Here’s how it is written in the Jan. 30 report (emphasis added):
“Because our interviews failed to uncover any specific evidence that the coaching staff overruled physicians and inappropriately played football players that were injured, we did not conduct a more comprehensive review of the medical records of injured players or conduct additional interviews of other players, Coach Davie or his coach staff, or members of the medical team or training staff.”
Additionally, Kennedy accuses UNM of making a deleterious redaction in the section of the Jan. 30 Hogan Marren report addressing the allegation that Davie interfered in the sexual assault investigation of a Lobo football player. According to the report, witnesses told former federal judge Bruce Black that Davie had held an all-team meeting in which he encouraged his players to “get some dirt on this whore,” perhaps the most inflammatory claim in the document, and one that Davie vehemently denied in a statement this week.
The report states that a staffer in UNM’s Office of Equal Opportunity had interviewed a campus police officer involved in the sexual assault investigation, who said that Davie admitted speaking with his players about the case.

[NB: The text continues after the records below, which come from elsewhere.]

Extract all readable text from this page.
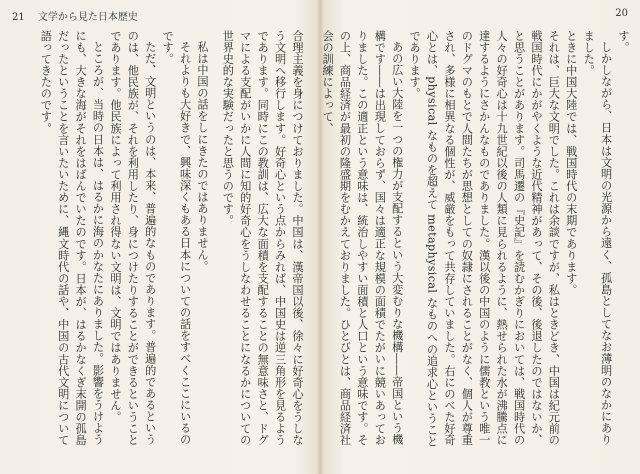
21 文学から見た日本歴史

合理主義を身につけておりました。中国は、漢帝国以後、徐々に好奇心をうしなう文明へ移行します。好奇心という点からみれば、中国史は逆三角形を見るようであります。同時にこの教訓は、広大な面積を支配することの無意味さと、ドグマによる支配がいかに人間に知的好奇心をうしなわせることになるかについての世界史的な実験だったと思うのです。

私は中国の話をしにきたのではありません。

それよりも大好きで、興味深くもある日本についての話をすべくここにいるのです。

ただ、文明というのは、本来、普遍的なものであります。普遍的であるというのは、他民族が、それを利用したり、身につけたりすることができるということであります。他民族によって利用され得ない文明は、文明ではありません。

ところが、当時の日本は、はるかに海のかなたにありました。影響をうけようにも、大きな海がそれをはばんでいたのです。日本が、はるかなくぎ末開の孤島だったということを言いたいために、縄文時代の話や、中国の古代文明について語ってきたのです。

20

す。

しかしながら、日本は文明の光源から遠く、孤島としてなお薄明のなかにありました。

ときに中国大陸では、戦国時代の末期であります。

それは、巨大な文明でした。これは余談ですが、私はときどき、中国は紀元前の戦国時代にかがやくような近代精神があって、その後、後退したのではないか、と思うことがあります。司馬遷の『史記』を読むかぎりにおいては、戦国時代の人々の好奇心は十九世紀以後の人類に見られるように、熱せられた水が沸騰点に達するようにさかんなものでありました。漢以後の中国のように儒教という唯一のドグマのもとで人間たちが思想としての奴隷にされることがなく、個人が尊重され、多様に相異なる個性が、威厳をもって共存していました。右にのべた好奇心とは、physical なものを超えて metaphysical なものへの追求心ということであります。

あの広い大陸を一つの権力が支配するという大変むりな機構――帝国という機構です――は出現しておらず、国々は適正な規模の面積でたがいに競いあっておりました。この適正という意味は、統治しやすい面積と人口という意味です。その上、商品経済が最初の隆盛期をむかえておりました。ひとびとは、商品経済社会の訓練によって、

It is not known what else the officer told OEO, as the next three lines in the Hogan Marren report are blacked out. According to Kennedy’s letter, the redacted portion includes a sentence that reads, “The officer declined to term Coach Davie’s involvement as ‘interference.’”
“The only conceivable explanations for these UNM-selected redactions made and posted yesterday in the 1/30/18 Final Report were to retaliate against Petitioner for filing his Petition and further discredit and damage Petitioner’s reputation,” Kennedy writes.
However, this argument is confounded by the fact that the exact same redaction appears in the Jan. 16 report.
Kennedy describes “substantial additions and deletions” made between the reports, but, aside from the aformentioned, a review by NMFishbowl.com could only find insubstantial changes.
Without evidence, Kennedy alleges that “critical portions” of the Jan. 30 report were authored by UNM administrators and not by Hogan Marren lawyers. Kennedy claims in the letter that unnamed “UNM administrators” had told Davie that Abdallah had told others that the report cleared the Lobo football coach. And he raises suspicion about timing of Elsa Cole submitting her retirement notice on the same day that Davie’s suspension was handed down.